I see you're implementing poll yourself. async fn syntax sugar allows self-referential Futures, which allows more references in async code. If you don't need generic code, don't add it. It makes compilation slower and compiler errors more vague.

  • Is it ok that every struct uses String instead of &str?

Yes, that's good. Structs almost always need to own their data, and &str can't be used to store strings.

  • Is the use of lifetimes around the code base adequate?

If it compiles — yes :slight_smile:

  • Are the implementations of the streams correct? How can they be improved?

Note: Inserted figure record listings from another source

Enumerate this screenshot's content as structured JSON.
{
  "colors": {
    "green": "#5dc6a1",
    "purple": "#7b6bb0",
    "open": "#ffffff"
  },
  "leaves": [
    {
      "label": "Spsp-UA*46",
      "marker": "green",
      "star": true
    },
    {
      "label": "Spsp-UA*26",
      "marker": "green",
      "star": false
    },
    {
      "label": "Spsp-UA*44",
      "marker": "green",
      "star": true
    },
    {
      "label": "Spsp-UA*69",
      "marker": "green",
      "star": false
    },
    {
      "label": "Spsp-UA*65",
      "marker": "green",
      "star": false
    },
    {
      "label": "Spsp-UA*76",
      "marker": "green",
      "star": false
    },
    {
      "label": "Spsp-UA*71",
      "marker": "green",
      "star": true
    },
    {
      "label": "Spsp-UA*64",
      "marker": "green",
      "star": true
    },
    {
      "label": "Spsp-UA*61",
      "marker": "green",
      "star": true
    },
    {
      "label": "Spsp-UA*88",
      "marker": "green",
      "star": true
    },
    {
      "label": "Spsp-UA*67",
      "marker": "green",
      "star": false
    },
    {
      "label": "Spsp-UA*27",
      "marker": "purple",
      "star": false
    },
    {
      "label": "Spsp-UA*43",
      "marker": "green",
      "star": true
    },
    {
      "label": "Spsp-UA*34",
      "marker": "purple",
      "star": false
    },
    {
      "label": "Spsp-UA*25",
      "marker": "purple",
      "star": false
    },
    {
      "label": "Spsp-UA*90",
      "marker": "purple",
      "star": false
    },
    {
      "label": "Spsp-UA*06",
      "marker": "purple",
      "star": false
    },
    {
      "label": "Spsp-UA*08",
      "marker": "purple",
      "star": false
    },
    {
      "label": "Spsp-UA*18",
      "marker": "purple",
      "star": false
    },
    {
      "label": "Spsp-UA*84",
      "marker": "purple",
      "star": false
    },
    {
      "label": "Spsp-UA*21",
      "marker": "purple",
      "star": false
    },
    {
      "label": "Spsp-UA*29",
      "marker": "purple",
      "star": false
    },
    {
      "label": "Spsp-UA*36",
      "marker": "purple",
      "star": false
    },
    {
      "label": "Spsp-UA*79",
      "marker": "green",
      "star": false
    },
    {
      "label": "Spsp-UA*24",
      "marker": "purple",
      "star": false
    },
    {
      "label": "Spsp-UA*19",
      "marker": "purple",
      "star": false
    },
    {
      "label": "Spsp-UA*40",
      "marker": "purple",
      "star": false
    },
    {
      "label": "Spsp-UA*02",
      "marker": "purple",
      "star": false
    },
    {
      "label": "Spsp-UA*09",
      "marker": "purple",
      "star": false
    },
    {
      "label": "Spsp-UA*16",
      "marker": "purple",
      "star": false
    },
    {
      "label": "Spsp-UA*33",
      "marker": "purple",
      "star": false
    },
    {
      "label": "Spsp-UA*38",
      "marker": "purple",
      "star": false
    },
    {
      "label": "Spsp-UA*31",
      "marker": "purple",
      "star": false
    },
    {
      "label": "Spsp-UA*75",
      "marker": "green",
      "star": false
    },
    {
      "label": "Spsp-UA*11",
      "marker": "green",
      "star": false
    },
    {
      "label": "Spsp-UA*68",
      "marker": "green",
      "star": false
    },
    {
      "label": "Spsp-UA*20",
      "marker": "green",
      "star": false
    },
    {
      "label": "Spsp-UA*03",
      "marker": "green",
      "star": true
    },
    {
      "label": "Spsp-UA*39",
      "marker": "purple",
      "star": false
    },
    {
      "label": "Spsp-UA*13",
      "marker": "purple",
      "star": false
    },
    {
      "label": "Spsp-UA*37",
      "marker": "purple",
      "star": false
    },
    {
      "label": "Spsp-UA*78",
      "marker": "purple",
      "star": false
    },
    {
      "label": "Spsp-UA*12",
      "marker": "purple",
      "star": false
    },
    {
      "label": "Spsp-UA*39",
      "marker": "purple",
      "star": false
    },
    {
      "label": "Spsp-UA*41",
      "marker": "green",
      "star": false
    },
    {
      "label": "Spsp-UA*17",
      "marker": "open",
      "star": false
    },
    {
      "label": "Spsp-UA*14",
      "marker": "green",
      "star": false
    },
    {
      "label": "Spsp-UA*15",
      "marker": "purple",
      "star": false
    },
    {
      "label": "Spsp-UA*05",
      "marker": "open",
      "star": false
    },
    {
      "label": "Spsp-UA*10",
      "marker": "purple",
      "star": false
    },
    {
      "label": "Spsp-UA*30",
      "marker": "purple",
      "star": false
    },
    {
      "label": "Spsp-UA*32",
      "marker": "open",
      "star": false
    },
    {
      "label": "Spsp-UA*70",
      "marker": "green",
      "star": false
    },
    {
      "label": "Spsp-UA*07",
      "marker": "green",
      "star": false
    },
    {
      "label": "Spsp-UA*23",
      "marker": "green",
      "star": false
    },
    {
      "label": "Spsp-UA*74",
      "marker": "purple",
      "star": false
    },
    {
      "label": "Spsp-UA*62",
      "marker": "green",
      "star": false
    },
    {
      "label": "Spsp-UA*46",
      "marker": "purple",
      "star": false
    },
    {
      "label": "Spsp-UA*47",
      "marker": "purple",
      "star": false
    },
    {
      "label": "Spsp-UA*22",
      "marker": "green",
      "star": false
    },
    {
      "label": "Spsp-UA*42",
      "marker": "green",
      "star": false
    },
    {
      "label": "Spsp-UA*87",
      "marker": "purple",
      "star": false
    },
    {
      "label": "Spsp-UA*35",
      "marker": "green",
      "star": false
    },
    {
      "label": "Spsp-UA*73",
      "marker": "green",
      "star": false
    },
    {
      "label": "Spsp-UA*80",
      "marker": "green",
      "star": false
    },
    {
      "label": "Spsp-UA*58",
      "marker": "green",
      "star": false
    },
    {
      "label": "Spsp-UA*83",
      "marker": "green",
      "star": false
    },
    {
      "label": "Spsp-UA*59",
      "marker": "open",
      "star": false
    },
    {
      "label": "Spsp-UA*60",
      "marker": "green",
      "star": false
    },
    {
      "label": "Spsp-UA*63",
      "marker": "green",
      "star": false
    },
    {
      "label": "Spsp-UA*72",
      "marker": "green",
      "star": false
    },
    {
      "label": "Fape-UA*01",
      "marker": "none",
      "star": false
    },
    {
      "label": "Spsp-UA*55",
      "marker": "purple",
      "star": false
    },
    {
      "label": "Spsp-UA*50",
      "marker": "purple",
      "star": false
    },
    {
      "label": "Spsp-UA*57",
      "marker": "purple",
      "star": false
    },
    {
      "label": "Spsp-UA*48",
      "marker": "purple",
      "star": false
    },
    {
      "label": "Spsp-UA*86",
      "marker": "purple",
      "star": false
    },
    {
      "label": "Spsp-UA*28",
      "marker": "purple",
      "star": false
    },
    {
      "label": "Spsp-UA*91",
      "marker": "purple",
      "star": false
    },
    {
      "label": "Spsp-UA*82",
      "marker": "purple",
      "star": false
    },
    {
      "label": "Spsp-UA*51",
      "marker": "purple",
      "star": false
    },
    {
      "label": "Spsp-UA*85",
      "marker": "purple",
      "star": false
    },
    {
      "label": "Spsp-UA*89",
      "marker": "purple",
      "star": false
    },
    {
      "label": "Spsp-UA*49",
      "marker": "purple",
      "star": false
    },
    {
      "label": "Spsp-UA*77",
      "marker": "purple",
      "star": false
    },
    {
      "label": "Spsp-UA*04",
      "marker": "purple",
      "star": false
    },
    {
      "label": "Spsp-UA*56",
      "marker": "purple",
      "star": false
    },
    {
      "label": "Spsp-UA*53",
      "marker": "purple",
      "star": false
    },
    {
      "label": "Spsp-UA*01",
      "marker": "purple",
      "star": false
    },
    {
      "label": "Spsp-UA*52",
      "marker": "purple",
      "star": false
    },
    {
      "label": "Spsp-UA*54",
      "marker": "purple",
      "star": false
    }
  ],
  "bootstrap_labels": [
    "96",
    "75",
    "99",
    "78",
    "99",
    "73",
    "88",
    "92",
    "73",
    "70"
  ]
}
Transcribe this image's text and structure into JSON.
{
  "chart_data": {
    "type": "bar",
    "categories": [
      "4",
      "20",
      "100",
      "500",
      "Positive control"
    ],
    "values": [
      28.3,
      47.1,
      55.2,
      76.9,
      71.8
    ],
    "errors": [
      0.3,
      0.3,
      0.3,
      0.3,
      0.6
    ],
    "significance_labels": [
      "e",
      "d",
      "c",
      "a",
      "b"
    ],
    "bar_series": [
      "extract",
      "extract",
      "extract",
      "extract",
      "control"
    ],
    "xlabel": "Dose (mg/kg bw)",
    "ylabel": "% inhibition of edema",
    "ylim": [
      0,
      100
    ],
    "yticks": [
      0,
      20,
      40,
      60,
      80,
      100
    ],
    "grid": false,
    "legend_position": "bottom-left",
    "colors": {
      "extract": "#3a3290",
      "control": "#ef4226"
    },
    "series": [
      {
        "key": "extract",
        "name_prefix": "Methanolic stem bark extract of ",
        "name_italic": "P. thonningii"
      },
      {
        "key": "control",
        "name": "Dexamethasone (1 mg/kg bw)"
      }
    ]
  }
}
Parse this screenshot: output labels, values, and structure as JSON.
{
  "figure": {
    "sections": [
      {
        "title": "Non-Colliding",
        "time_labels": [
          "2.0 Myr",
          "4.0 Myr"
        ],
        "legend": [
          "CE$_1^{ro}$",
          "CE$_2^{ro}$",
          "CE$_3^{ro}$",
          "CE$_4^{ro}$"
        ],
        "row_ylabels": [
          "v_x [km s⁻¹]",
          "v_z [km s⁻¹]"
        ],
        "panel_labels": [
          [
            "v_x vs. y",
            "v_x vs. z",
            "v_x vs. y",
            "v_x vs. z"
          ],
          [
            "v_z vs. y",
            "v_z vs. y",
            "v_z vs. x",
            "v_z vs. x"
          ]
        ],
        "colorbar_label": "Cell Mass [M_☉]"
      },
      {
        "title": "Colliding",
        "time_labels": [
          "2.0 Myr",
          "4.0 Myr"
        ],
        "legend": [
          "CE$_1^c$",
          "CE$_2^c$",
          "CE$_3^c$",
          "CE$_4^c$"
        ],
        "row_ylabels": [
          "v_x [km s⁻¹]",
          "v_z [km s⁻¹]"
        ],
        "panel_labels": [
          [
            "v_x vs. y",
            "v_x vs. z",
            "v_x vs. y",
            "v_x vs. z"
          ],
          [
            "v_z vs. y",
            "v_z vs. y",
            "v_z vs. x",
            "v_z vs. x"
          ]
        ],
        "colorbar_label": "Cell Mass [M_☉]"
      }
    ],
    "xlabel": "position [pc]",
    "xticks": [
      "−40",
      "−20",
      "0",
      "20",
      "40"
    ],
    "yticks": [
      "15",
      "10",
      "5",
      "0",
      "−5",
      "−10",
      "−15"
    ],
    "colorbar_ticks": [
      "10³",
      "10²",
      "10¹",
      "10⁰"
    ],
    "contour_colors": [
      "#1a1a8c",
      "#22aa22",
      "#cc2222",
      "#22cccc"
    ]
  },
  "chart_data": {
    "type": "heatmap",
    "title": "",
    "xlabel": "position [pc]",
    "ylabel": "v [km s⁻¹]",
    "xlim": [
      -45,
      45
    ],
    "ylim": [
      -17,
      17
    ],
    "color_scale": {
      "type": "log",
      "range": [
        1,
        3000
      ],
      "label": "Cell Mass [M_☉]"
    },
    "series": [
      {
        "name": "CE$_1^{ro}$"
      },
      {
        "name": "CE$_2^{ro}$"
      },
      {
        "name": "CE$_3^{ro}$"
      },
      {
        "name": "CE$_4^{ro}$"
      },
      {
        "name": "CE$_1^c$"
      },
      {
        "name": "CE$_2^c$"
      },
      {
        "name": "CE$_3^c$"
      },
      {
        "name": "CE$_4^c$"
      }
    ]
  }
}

I use async-stream, so I don't have to worry about correctness of poll_next or pinning.

  • Which changes in code organization or similar can be made to improve compile times?

Try -Z timings:

and cargo bloat.

  • Which traits could be implemented that could improve code quality and readability?

I don't think traits help with quality/readability in general. You implement them when they're needed.

But for nitpicks about readability cargo clippy -- -W clippy::pedantic has opinions.

  • Is code organization well-reasoned (e.g. modules, use of directory with mod.rs + single .rs file)?

It is a bit of a pain to browse it in gitlab. You could use inline mod foo { mod bar; } to avoid having nearly-empty foo/mod.rs.

  • Which derive clauses should be used for each struct?
  • Copy whenever you can for private structs, and on public structs if you don't expect to add any non-trivial fields to it. It just makes working with such structs easier.
  • Eq on simple enums is useful, and often forgotten.
  • Debug on everything in the public API, since library users can't add it themselves and may want to do printf-debugging.

There's a lot, so I haven't answered all the questions.

2 Likes

kornel... this is so awesome! Very grateful for your input, and your time. I'll go around the code base to see how to improve the code.

Couldn't find for sure what are you referring to with this. Do you mean for example the implementation of the traits AsyncWrite or Stream? I am confused about this.

I conceived the core crate to be async-runtime agnostic, whence I implemented myself the Stream trait. But looks like I can achieve the same using Tokio's async-stream crate, is it? Or would that force the consumers of core to use Tokio runtime?

I think async-stream is runtime-agnostic. It implements Stream interface for you. In my projects I happen to use tokio, so I haven't looked much into being runtime-agnostic.

The async-stream crate is runtime agnostic.